NAME
Catalyst::View::Email::Template - Send Templated Email from Catalyst
SYNOPSIS
Sends Templated mail, based upon your Default View. Will capture the output of the rendering path, slurps in based on mime-types and assembles a multi-part email and sends it out.
CONFIGURATION
View::Email::Template:
# Set it up so if you have multiple parts, they're alternatives.
# This is on the top-level message, not the individual parts.
content_type: multipart/alternative
# Optional prefix to look somewhere under the existing configured
# template paths.
template_prefix: email
# Where to look in the stash for the email information
stash_key: email
# Setup how to send the email
sender:
method: SMTP
host: smtp.myhost.com
username: username
password: password
SENDING EMAIL
Sending email is just setting up your stash key, and forwarding to the view.
$c->stash->{email} = {
to => 'jshirley@gmail.com',
from => 'no-reply@foobar.com',
subject => 'I am a Catalyst generated email',
# Specify which templates to include
templates => [
qw{text_plain/test.tt},
qw{text_html/test.tt}
]
};
$c->forward('View::Email::Template');
If it fails $c->error will have the error message.
TODO
ATTACHMENTS
There needs to be a method to support attachments. What I am thinking is something along these lines:
attachments => [
# Set the body to a file handle object, specify content_type and
# the file name. (name is what it is sent at, not the file)
{ body => $fh, name => "foo.pdf", content_type => "application/pdf" },
# Or, specify a filename that is added, and hey, encoding!

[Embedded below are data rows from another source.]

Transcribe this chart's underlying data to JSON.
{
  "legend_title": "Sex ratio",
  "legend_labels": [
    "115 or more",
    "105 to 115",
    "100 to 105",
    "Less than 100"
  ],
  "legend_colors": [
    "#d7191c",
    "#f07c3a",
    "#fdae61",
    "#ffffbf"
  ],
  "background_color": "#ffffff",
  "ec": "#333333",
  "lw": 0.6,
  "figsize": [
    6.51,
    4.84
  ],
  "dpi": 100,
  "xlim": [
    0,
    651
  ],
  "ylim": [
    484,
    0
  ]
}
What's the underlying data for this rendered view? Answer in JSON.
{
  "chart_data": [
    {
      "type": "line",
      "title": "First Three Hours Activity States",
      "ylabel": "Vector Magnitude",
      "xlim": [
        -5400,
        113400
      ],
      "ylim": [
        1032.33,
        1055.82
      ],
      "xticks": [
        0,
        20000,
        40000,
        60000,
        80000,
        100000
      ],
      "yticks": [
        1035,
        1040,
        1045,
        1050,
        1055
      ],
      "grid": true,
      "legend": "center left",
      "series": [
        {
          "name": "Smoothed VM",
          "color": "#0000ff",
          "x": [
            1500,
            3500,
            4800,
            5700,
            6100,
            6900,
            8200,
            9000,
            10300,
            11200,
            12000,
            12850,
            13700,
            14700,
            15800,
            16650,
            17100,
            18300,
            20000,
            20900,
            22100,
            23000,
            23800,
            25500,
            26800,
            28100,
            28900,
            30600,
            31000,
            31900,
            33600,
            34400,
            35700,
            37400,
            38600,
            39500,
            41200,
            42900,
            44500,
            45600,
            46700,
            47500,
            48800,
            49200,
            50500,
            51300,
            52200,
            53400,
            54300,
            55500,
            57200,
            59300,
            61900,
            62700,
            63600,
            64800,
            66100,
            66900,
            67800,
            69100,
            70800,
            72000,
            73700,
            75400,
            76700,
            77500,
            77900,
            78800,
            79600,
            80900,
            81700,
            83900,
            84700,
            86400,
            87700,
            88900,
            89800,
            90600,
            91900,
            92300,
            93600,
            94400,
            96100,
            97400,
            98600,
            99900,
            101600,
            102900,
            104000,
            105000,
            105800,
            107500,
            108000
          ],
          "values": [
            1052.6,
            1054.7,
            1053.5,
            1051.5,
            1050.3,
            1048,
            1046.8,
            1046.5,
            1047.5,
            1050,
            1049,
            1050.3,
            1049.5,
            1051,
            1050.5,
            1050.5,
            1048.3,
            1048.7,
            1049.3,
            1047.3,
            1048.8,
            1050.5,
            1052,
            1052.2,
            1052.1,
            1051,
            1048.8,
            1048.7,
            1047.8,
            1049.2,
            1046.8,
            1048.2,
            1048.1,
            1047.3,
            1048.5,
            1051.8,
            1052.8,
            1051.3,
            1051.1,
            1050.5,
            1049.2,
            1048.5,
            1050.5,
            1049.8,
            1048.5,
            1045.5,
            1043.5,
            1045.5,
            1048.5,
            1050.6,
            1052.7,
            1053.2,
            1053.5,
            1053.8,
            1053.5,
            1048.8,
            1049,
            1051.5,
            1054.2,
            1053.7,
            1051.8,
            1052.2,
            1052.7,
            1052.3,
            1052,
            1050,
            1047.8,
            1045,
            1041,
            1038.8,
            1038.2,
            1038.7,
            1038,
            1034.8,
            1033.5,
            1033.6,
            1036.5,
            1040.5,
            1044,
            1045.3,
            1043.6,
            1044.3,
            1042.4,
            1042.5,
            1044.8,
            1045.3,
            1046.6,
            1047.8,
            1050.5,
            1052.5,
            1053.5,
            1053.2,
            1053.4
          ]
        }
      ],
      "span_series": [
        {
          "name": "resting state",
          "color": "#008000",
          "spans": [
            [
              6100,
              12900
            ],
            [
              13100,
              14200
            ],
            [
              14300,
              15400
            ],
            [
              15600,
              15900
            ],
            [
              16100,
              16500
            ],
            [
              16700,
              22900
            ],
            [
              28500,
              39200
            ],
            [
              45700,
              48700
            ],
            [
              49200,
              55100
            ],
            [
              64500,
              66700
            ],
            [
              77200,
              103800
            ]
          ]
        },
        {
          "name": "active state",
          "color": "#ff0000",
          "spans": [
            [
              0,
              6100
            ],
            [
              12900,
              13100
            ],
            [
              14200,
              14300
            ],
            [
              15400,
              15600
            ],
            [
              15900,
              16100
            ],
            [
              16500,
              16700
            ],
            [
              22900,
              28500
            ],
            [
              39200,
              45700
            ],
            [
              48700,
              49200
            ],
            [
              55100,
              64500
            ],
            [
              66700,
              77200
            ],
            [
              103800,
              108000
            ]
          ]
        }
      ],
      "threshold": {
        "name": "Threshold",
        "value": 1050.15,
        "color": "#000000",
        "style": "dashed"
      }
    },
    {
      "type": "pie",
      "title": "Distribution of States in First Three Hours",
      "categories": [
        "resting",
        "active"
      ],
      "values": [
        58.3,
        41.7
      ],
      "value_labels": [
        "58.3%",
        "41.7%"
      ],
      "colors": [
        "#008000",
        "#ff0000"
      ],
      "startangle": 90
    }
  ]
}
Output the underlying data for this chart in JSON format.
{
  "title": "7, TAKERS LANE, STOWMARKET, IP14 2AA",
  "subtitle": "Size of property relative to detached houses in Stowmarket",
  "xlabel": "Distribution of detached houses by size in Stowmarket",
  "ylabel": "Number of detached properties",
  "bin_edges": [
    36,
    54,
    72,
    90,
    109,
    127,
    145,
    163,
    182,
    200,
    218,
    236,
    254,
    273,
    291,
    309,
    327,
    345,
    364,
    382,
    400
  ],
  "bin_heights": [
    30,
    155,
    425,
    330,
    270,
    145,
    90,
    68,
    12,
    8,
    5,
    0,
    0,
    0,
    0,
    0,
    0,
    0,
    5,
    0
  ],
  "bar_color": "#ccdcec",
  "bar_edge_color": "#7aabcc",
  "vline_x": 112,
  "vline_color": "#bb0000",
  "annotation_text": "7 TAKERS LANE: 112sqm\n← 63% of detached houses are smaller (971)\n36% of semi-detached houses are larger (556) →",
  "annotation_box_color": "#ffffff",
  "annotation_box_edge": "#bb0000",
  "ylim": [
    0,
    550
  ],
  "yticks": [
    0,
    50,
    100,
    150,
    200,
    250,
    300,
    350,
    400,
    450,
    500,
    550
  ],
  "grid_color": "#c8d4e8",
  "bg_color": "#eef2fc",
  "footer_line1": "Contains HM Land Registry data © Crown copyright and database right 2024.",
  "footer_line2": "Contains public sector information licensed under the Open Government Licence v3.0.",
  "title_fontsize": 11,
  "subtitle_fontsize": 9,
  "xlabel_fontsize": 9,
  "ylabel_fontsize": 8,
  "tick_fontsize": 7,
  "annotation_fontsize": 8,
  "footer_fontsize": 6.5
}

{ filename => "foo.gif", name => "foo.gif", content_type => "application/pdf", encoding => "quoted-printable" },
# Or, just a path to a file, and do some guesswork for the content type
"/path/to/somefile.pdf",
]
SEE ALSO
Catalyst::View::Email - Send plain boring emails with Catalyst
Catalyst::Manual - The Catalyst Manual
Catalyst::Manual::Cookbook - The Catalyst Cookbook
AUTHORS
J. Shirley <jshirley@gmail.com>
LICENSE
This library is free software, you can redistribute it and/or modify it under the same terms as Perl itself.